Crack the windows, let sunshine stream in.

8:15-45 is my chance to parse the day. I start with a beat of silence and a prayer, then I take a large sip of coffee and flick open a variety of windows.

First up, Slack and email.

90% of my Slack channels are muted. My notifications are off by default, which helps me treat Slack more like email and less like a 90s pager. I scan all unread channels and DMs, then throw anything warranting a followup into Starred.

Email is next. Through years of filter creation, my email is sort of like the Millenium Falcon—filled with really old stuff but tuned exactly how I like it. Everything in my inbox is signal.

Within several minutes, Slack and email are completely dispatched. Now to the calendar. What am I attending today? Tomorrow? What information do I need to have ready? Look at a handful of dashboards. How’s the bug count this week? Which teams have key members on PTO? Did the last 24 hours of pulse metrics look like I expected?

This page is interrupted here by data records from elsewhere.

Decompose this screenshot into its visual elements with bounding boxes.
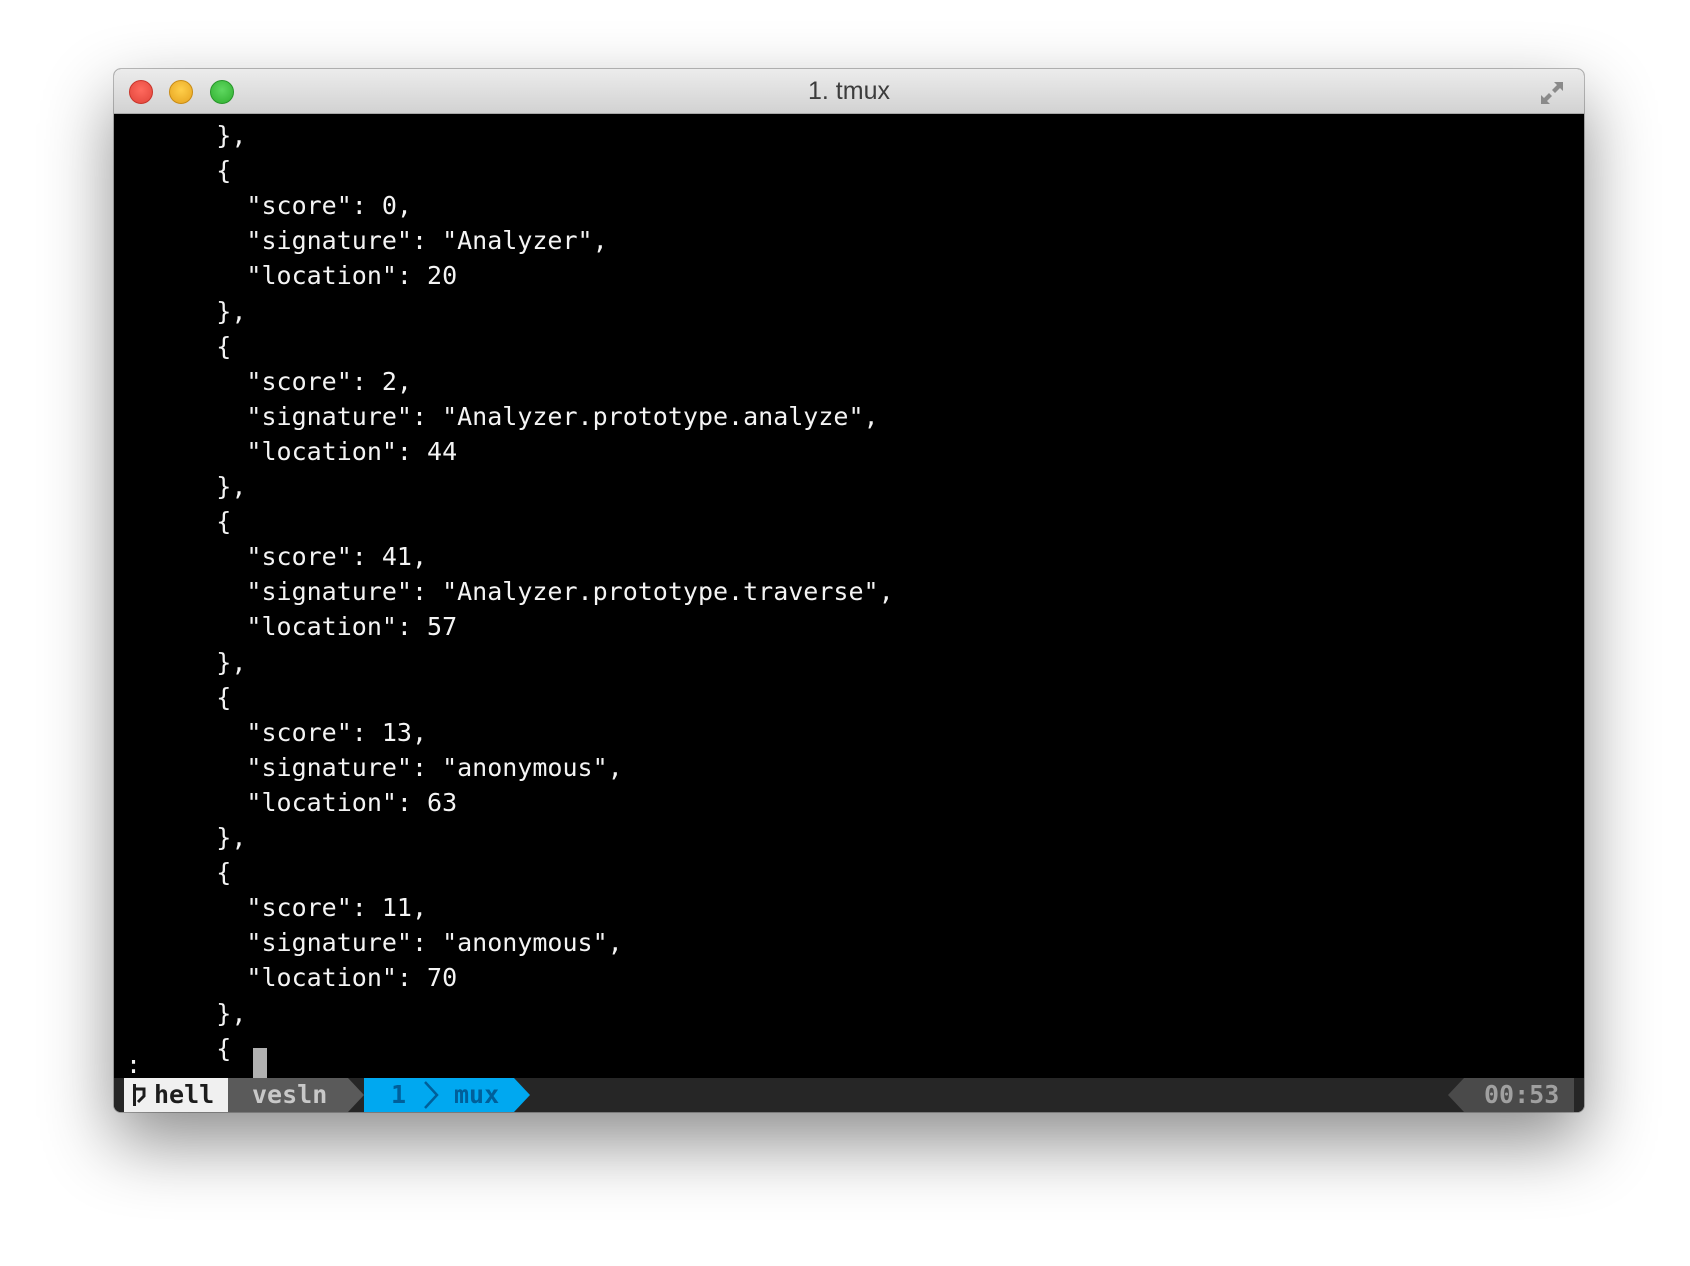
window-tab-active[interactable]: 1 mux: [364, 1078, 514, 1112]
chevron-right-icon: [424, 1081, 439, 1109]
branch-icon: [133, 1084, 146, 1106]
terminal-line: "score": 41,: [126, 542, 428, 572]
terminal-line: "score": 0,: [126, 191, 412, 221]
terminal-line: "location": 57: [126, 612, 458, 642]
terminal-line: "signature": "Analyzer.prototype.analyze…: [126, 401, 879, 431]
window-index: 1: [391, 1080, 407, 1109]
terminal-line: "location": 20: [126, 261, 458, 291]
tmux-status-bar: hell vesln 1 mux 00:53: [114, 1078, 1584, 1112]
chevron-left-icon: [1448, 1078, 1464, 1112]
terminal-line: {: [126, 682, 232, 712]
clock-time: 00:53: [1484, 1080, 1560, 1109]
terminal-line: "signature": "Analyzer",: [126, 226, 608, 256]
chevron-right-icon: [348, 1078, 364, 1112]
fullscreen-arrows-icon[interactable]: [1538, 79, 1566, 107]
terminal-line: "score": 13,: [126, 717, 428, 747]
terminal-line: "location": 44: [126, 436, 458, 466]
session-segment[interactable]: hell: [124, 1078, 228, 1112]
terminal-line: },: [126, 296, 247, 326]
terminal-window: 1. tmux }, { "score": 0, "signature": "A…: [114, 69, 1584, 1112]
host-name: vesln: [252, 1080, 328, 1109]
terminal-line: {: [126, 507, 232, 537]
terminal-line: {: [126, 331, 232, 361]
terminal-line: "score": 2,: [126, 366, 412, 396]
terminal-line: },: [126, 823, 247, 852]
window-name: mux: [454, 1080, 500, 1109]
window-title: 1. tmux: [808, 77, 890, 105]
terminal-line: "signature": "Analyzer.prototype.travers…: [126, 577, 894, 607]
terminal-content[interactable]: }, { "score": 0, "signature": "Analyzer"…: [114, 114, 1584, 1066]
chevron-right-icon: [514, 1078, 530, 1112]
terminal-line: {: [126, 156, 232, 186]
cursor: [253, 1048, 267, 1082]
terminal-line: {: [126, 858, 232, 888]
terminal-line: "location": 63: [126, 787, 458, 817]
terminal-line: {: [126, 1033, 232, 1063]
title-bar[interactable]: 1. tmux: [114, 69, 1584, 114]
terminal-line: },: [126, 998, 247, 1028]
session-name: hell: [154, 1080, 215, 1109]
clock-segment: 00:53: [1464, 1078, 1574, 1112]
command-prompt: :: [126, 1050, 142, 1079]
terminal-line: },: [126, 647, 247, 677]
terminal-line: "signature": "anonymous",: [126, 928, 623, 958]
host-segment: vesln: [228, 1078, 348, 1112]
terminal-line: "score": 11,: [126, 893, 428, 923]
terminal-line: "location": 70: [126, 963, 458, 993]
terminal-line: "signature": "anonymous",: [126, 752, 623, 782]
terminal-line: },: [126, 472, 247, 501]
terminal-line: },: [126, 121, 247, 150]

Close the windows, because the sun is doing its thing and warming up the Earth.

Visually, my calendar is stuffed. But a third of those chunky boxes are meetings with myself. Margin time, at least 1-2 hours every single day. It’s here that I work on my Most Important Things.

What are the Most Important Things? I have a simple system: take the top 2-4 most important things I could do this week and put them on a flashcard. The rest of the day will be about relentlessly attempting to complete everything on this list. I’ll usually get through about half, while adding 5-10 new items along the way. Tomorrow I’ll prune it back down to the top 2-4. Rinse, wash, repeat.

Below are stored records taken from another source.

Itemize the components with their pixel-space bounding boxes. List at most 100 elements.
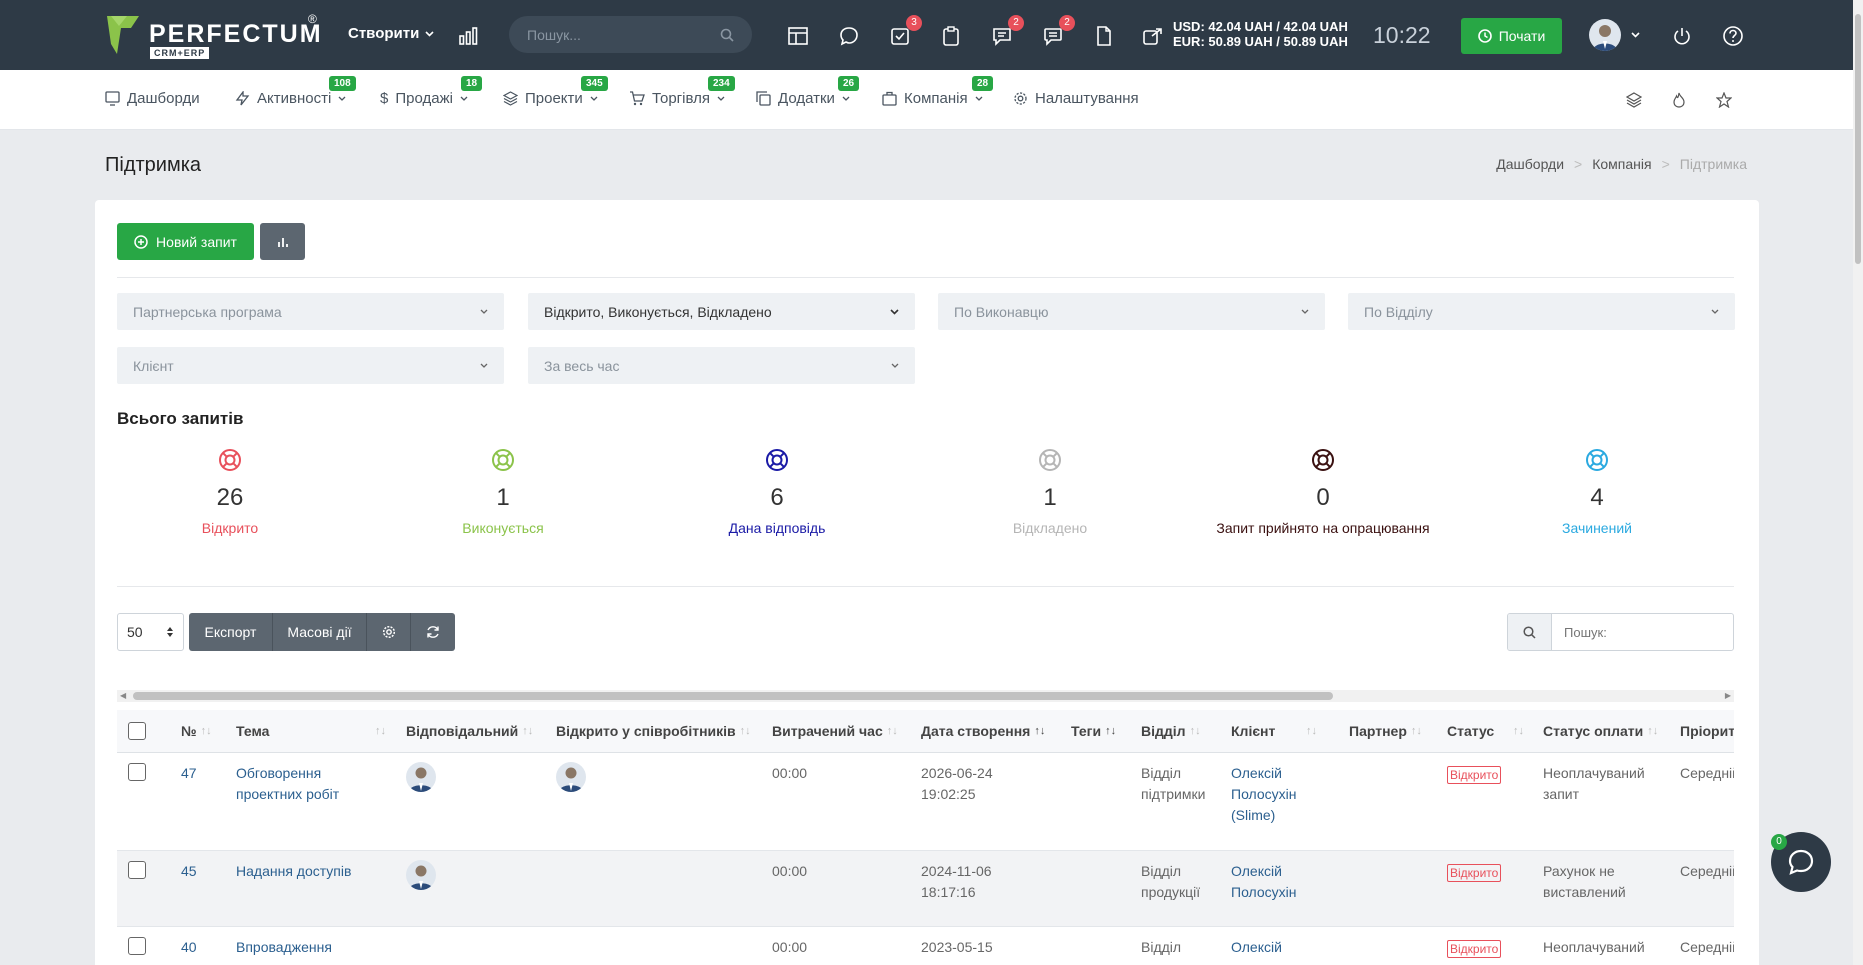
logo-subtitle: CRM+ERP [150,47,210,59]
nav-sales[interactable]: $ Продажі 18 [380,76,483,107]
breadcrumb-company[interactable]: Компанія [1592,156,1651,172]
client-link[interactable]: Олексій Полосухін (Slime) [1231,763,1297,826]
help-icon[interactable] [1721,24,1745,48]
search-icon[interactable] [1508,614,1552,650]
stat-item[interactable]: 0 Запит прийнято на опрацювання [1188,448,1458,536]
fire-icon[interactable] [1669,90,1689,110]
nav-trade[interactable]: Торгівля 234 [629,76,735,107]
filter-department[interactable]: По Відділу [1348,293,1735,330]
filter-client[interactable]: Клієнт [117,347,504,384]
vertical-scrollbar[interactable] [1853,0,1863,965]
column-header-time-spent[interactable]: Витрачений час ↑↓ [772,721,898,742]
request-id[interactable]: 40 [181,937,197,958]
star-icon[interactable] [1714,90,1734,110]
stat-item[interactable]: 6 Дана відповідь [642,448,912,536]
per-page-select[interactable]: 50 [117,613,184,651]
request-id[interactable]: 47 [181,763,197,784]
nav-dashboards[interactable]: Дашборди [105,90,200,107]
global-search[interactable] [509,16,752,53]
filter-status[interactable]: Відкрито, Виконується, Відкладено [528,293,915,330]
nav-badge: 345 [581,76,608,91]
power-icon[interactable] [1670,24,1694,48]
layers-icon[interactable] [1624,90,1644,110]
tasks-icon[interactable]: 3 [888,15,922,48]
table-row[interactable]: 40 Впровадження 00:00 2023-05-15 Відділ Олекс… [117,927,1734,965]
support-chat-button[interactable]: 0 [1771,832,1831,892]
client-link[interactable]: Олексій Полосухін [1231,861,1297,903]
exchange-icon[interactable] [1141,24,1165,48]
request-topic[interactable]: Надання доступів [236,861,351,882]
global-search-input[interactable] [527,26,707,43]
column-header-responsible[interactable]: Відповідальний ↑↓ [406,721,533,742]
bulk-actions-button[interactable]: Масові дії [273,613,367,651]
scrollbar-thumb[interactable] [1855,14,1861,264]
nav-projects[interactable]: Проекти 345 [503,76,608,107]
breadcrumb-dashboards[interactable]: Дашборди [1496,156,1564,172]
nav-company[interactable]: Компанія 28 [882,76,994,107]
search-icon[interactable] [720,28,734,42]
stat-item[interactable]: 4 Зачинений [1462,448,1732,536]
board-icon[interactable] [786,24,810,48]
comment-icon[interactable] [837,24,861,48]
row-checkbox[interactable] [128,763,146,781]
column-header-topic[interactable]: Тема ↑↓ [236,721,386,742]
nav-settings[interactable]: Налаштування [1013,90,1139,107]
request-id[interactable]: 45 [181,861,197,882]
document-icon[interactable] [1092,24,1116,48]
column-header-tags[interactable]: Теги ↑↓ [1071,721,1116,742]
scroll-right-arrow-icon[interactable]: ▶ [1725,691,1731,700]
status-badge: Відкрито [1447,864,1502,882]
create-menu[interactable]: Створити [348,25,434,42]
column-header-payment-status[interactable]: Статус оплати ↑↓ [1543,721,1658,742]
refresh-button[interactable] [411,613,455,651]
usd-rate: USD: 42.04 UAH / 42.04 UAH [1173,19,1348,34]
column-settings-button[interactable] [367,613,411,651]
column-header-opened-by[interactable]: Відкрито у співробітників ↑↓ [556,721,751,742]
column-header-client[interactable]: Клієнт ↑↓ [1231,721,1317,742]
stat-item[interactable]: 1 Виконується [368,448,638,536]
request-topic[interactable]: Обговорення проектних робіт [236,763,339,805]
row-checkbox[interactable] [128,861,146,879]
column-header-department[interactable]: Відділ ↑↓ [1141,721,1201,742]
avatar[interactable] [406,860,436,890]
responsible [406,860,436,896]
export-button[interactable]: Експорт [189,613,273,651]
logo[interactable]: PERFECTUM ® CRM+ERP [105,12,325,60]
column-header-status[interactable]: Статус ↑↓ [1447,721,1524,742]
chat-icon[interactable]: 2 [990,15,1024,48]
table-row[interactable]: 47 Обговорення проектних робіт 00:00 2026-06… [117,753,1734,851]
user-menu[interactable] [1589,19,1640,51]
stat-item[interactable]: 1 Відкладено [915,448,1185,536]
start-timer-button[interactable]: Почати [1461,18,1562,54]
filter-partner-program[interactable]: Партнерська програма [117,293,504,330]
table-search-input[interactable] [1552,614,1732,650]
clipboard-icon[interactable] [939,24,963,48]
request-topic[interactable]: Впровадження [236,937,332,958]
filter-executor[interactable]: По Виконавцю [938,293,1325,330]
scroll-left-arrow-icon[interactable]: ◀ [120,691,126,700]
row-checkbox[interactable] [128,937,146,955]
stats-icon[interactable] [456,24,480,48]
chart-button[interactable] [260,223,305,260]
status-badge: Відкрито [1447,940,1502,958]
client-link[interactable]: Олексій [1231,937,1282,958]
horizontal-scrollbar[interactable]: ◀ ▶ [117,690,1734,702]
nav-addons[interactable]: Додатки 26 [756,76,860,107]
nav-activities[interactable]: Активності 108 [235,76,356,107]
column-header-created-date[interactable]: Дата створення ↑↓ [921,721,1045,742]
table-row[interactable]: 45 Надання доступів 00:00 2024-11-06 18:17:1… [117,851,1734,927]
avatar[interactable] [556,762,586,792]
select-all-checkbox[interactable] [128,722,146,740]
nav-label: Торгівля [652,90,710,107]
scrollbar-thumb[interactable] [133,692,1333,700]
filter-period[interactable]: За весь час [528,347,915,384]
column-header-number[interactable]: № ↑↓ [181,721,212,742]
plus-circle-icon [134,234,148,249]
avatar[interactable] [406,762,436,792]
messages-icon[interactable]: 2 [1041,15,1075,48]
column-header-priority[interactable]: Пріорите [1680,721,1734,742]
column-header-partner[interactable]: Партнер ↑↓ [1349,721,1422,742]
new-request-button[interactable]: Новий запит [117,223,254,260]
lifebuoy-icon [1462,448,1732,474]
stat-item[interactable]: 26 Відкрито [95,448,365,536]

(What about a to-do app? I use one, but I use it differently than most. The only things that go in here are commitments I’ve made to other people. My to-do app is my your-word-means-something app.)

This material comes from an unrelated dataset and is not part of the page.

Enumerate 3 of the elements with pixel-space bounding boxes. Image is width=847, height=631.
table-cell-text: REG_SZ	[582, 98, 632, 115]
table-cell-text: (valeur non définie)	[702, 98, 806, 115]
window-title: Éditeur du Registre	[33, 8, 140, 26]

Pop downstairs, grab some snuggles from the kiddo, refill the coffee, and climb back upstairs.

The rest of the day oscillates between meetings and my Most Important Things. For meetings, I have a yellow legal pad and a .5mm rollerball. I used to roll with a .38mm, but the .5 feels way more messy and therefore better. Once the day is wrapped, I go back through every page of notes and move things either into my to-do app or onto my calendar. I’ve considered an iPad for this daylong writing, but I like paper. Again, the mess is what makes it great.

Finally, I journal for 5-10 minutes. This is some of the most important writing I do each day. I focus on any decisions I made and my rationale for making them.

Downstairs, dinner, books, bed, and hope to be just a little bit better tomorrow.